The homeless industrial complex is a bottomless pit for tax dollars. I'd frankly rather spend the money on weapons and then give the weapons to (sort of) friendly governments.

I’m not saying that homelessness can be solved by merely diverting funds. But I think it’s a shift in sentiment from “rah rah, whatever it takes to free Ukraine from Russians!” Ukrainian flags all over Facebook, and so on, to a “look at all the problems we have at home that we could be spending our taxpayer dollars on. Whether or not the redirection of those funds would make a difference in those specific issues isn’t really the point. The point is waning support for the spending on Ukrainian infrastructure and defense.

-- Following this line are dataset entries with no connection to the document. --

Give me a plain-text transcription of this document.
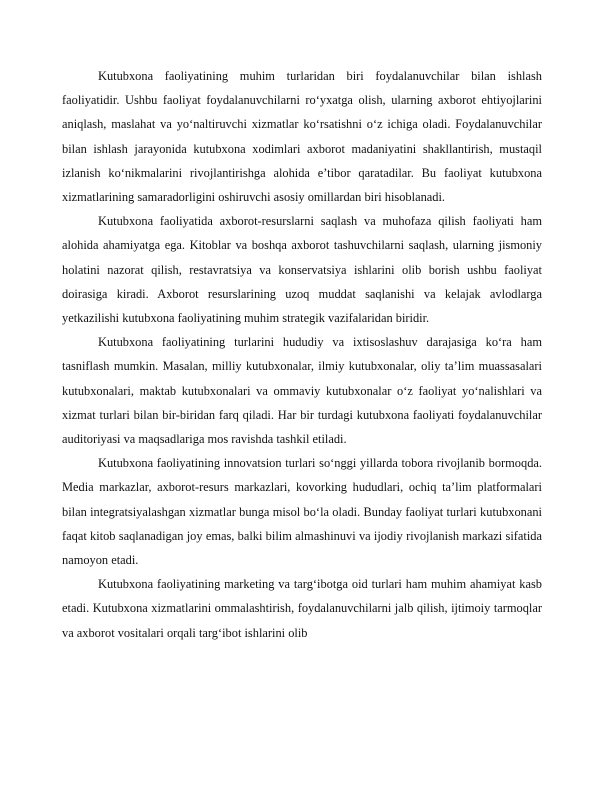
Kutubxona faoliyatining muhim turlaridan biri foydalanuvchilar bilan ishlash faoliyatidir. Ushbu faoliyat foydalanuvchilarni ro‘yxatga olish, ularning axborot ehtiyojlarini aniqlash, maslahat va yo‘naltiruvchi xizmatlar ko‘rsatishni o‘z ichiga oladi. Foydalanuvchilar bilan ishlash jarayonida kutubxona xodimlari axborot madaniyatini shakllantirish, mustaqil izlanish ko‘nikmalarini rivojlantirishga alohida e’tibor qaratadilar. Bu faoliyat kutubxona xizmatlarining samaradorligini oshiruvchi asosiy omillardan biri hisoblanadi.

Kutubxona faoliyatida axborot-resurslarni saqlash va muhofaza qilish faoliyati ham alohida ahamiyatga ega. Kitoblar va boshqa axborot tashuvchilarni saqlash, ularning jismoniy holatini nazorat qilish, restavratsiya va konservatsiya ishlarini olib borish ushbu faoliyat doirasiga kiradi. Axborot resurslarining uzoq muddat saqlanishi va kelajak avlodlarga yetkazilishi kutubxona faoliyatining muhim strategik vazifalaridan biridir.

Kutubxona faoliyatining turlarini hududiy va ixtisoslashuv darajasiga ko‘ra ham tasniflash mumkin. Masalan, milliy kutubxonalar, ilmiy kutubxonalar, oliy ta’lim muassasalari kutubxonalari, maktab kutubxonalari va ommaviy kutubxonalar o‘z faoliyat yo‘nalishlari va xizmat turlari bilan bir-biridan farq qiladi. Har bir turdagi kutubxona faoliyati foydalanuvchilar auditoriyasi va maqsadlariga mos ravishda tashkil etiladi.

Kutubxona faoliyatining innovatsion turlari so‘nggi yillarda tobora rivojlanib bormoqda. Media markazlar, axborot-resurs markazlari, kovorking hududlari, ochiq ta’lim platformalari bilan integratsiyalashgan xizmatlar bunga misol bo‘la oladi. Bunday faoliyat turlari kutubxonani faqat kitob saqlanadigan joy emas, balki bilim almashinuvi va ijodiy rivojlanish markazi sifatida namoyon etadi.

Kutubxona faoliyatining marketing va targ‘ibotga oid turlari ham muhim ahamiyat kasb etadi. Kutubxona xizmatlarini ommalashtirish, foydalanuvchilarni jalb qilish, ijtimoiy tarmoqlar va axborot vositalari orqali targ‘ibot ishlarini olib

If we end up trying to do the same on two fronts, Taiwan and Ukraine, with waning support for any level of involvement, I don’t see it being publicly supported. And with the 2024 election coming, I think war is going to be a major campaign issue. If sentiment is moving against our involvement in these wars, then we can’t keep going.

Homelessness is a political problem, specifically relating to local politics, not a money problem. An extra $100 billion in the federal budget wouldn't do anything.

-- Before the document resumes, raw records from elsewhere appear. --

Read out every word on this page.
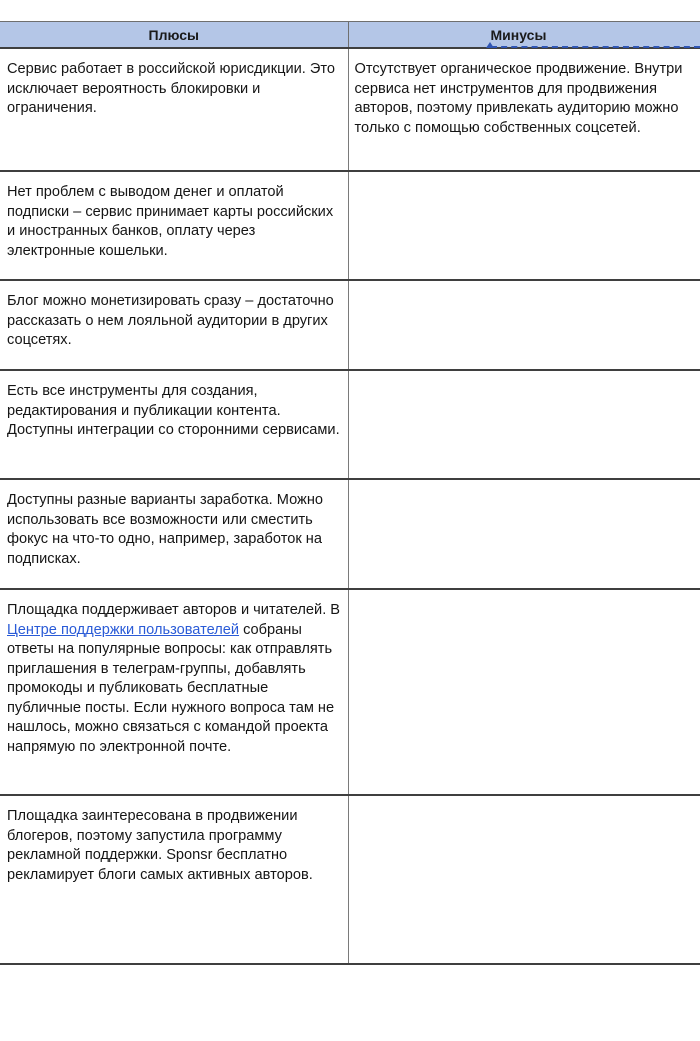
Плюсы	Минусы

Сервис работает в российской юрисдикции. Это исключает вероятность блокировки и ограничения.	Отсутствует органическое продвижение. Внутри сервиса нет инструментов для продвижения авторов, поэтому привлекать аудиторию можно только с помощью собственных соцсетей.
Нет проблем с выводом денег и оплатой подписки – сервис принимает карты российских и иностранных банков, оплату через электронные кошельки.	
Блог можно монетизировать сразу – достаточно рассказать о нем лояльной аудитории в других соцсетях.	
Есть все инструменты для создания, редактирования и публикации контента. Доступны интеграции со сторонними сервисами.	
Доступны разные варианты заработка. Можно использовать все возможности или сместить фокус на что-то одно, например, заработок на подписках.	
Площадка поддерживает авторов и читателей. В Центре поддержки пользователей собраны ответы на популярные вопросы: как отправлять приглашения в телеграм-группы, добавлять промокоды и публиковать бесплатные публичные посты. Если нужного вопроса там не нашлось, можно связаться с командой проекта напрямую по электронной почте.	
Площадка заинтересована в продвижении блогеров, поэтому запустила программу рекламной поддержки. Sponsr бесплатно рекламирует блоги самых активных авторов.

I'm not sure what you mean by "broken buildings". You could photograph cherry-picked decrepit buildings at any point in US history. It doesn't mean anything.

Wait until they see Sherman’s March to the Sea.

If the State Department's ostensible idea of exhausting Russia by funding endless war ends up costing America one of its major strategic goals instead, it'll have to be remembered as one of the most idiotic stratagems of history.

I'm not counting on it, but it wouldn't surprise me. It's commonly pointed out that despite being extremely enthusiastic about war, Americans can hardly sustain their interest in it, which is what cost them Vietnam and Afghanistan.

Playing for attrition when you're famous for losing against weak opponents that just waited you out didn't sound like the greatest of ideas in the first place.

Who knows what's gonna happen though.

Playing for attrition when you're famous for losing against weak opponents that just waited you out didn't sound like the greatest of ideas in the first place.

But the Ukraine-Russia war is more analogous to the USSR vs. the Mujahideen, in that the US is not the one sending its troops. The differences are that the Ukrainians are fighting on worse terrain, but with better equipment, and against a relatively weaker power (Russia is a faint shadow of the USSR).

All true statements.

Although I must say my original pronostic back at the old place was that Ukraine would certainly lose precisely because wins in this kind of configuration are historically very reliant on terrain advantage.

We'll see if the West can compensate with matériel and intelligence, but since this has turned into world war style static fronts and artillery battles it's really manpower that's going to be the deciding factor and I don't see how Ukraine has a possible win on that.

Although I must say my original pronostic back at the old place was that Ukraine would certainly lose precisely because wins in this kind of configuration are historically very reliant on terrain advantage.

I would agree, but for the fact that the conventional gap between Russia and Ukraine is relatively small.

I'm not sure how analogous the situations are. The Ukraine War is essentially a freebie for the United States: throw a pittance at Ukraine and watch Russia's soldiers get tossed into a meat grinder. A war over Taiwan would be far costlier both economically (which would increase domestic pressures to give up) and in terms of human life (which would increase domestic pressures to fight to the bitter end; tens of thousands of dead soldiers is a rallying cry). It wouldn't be a proxy war.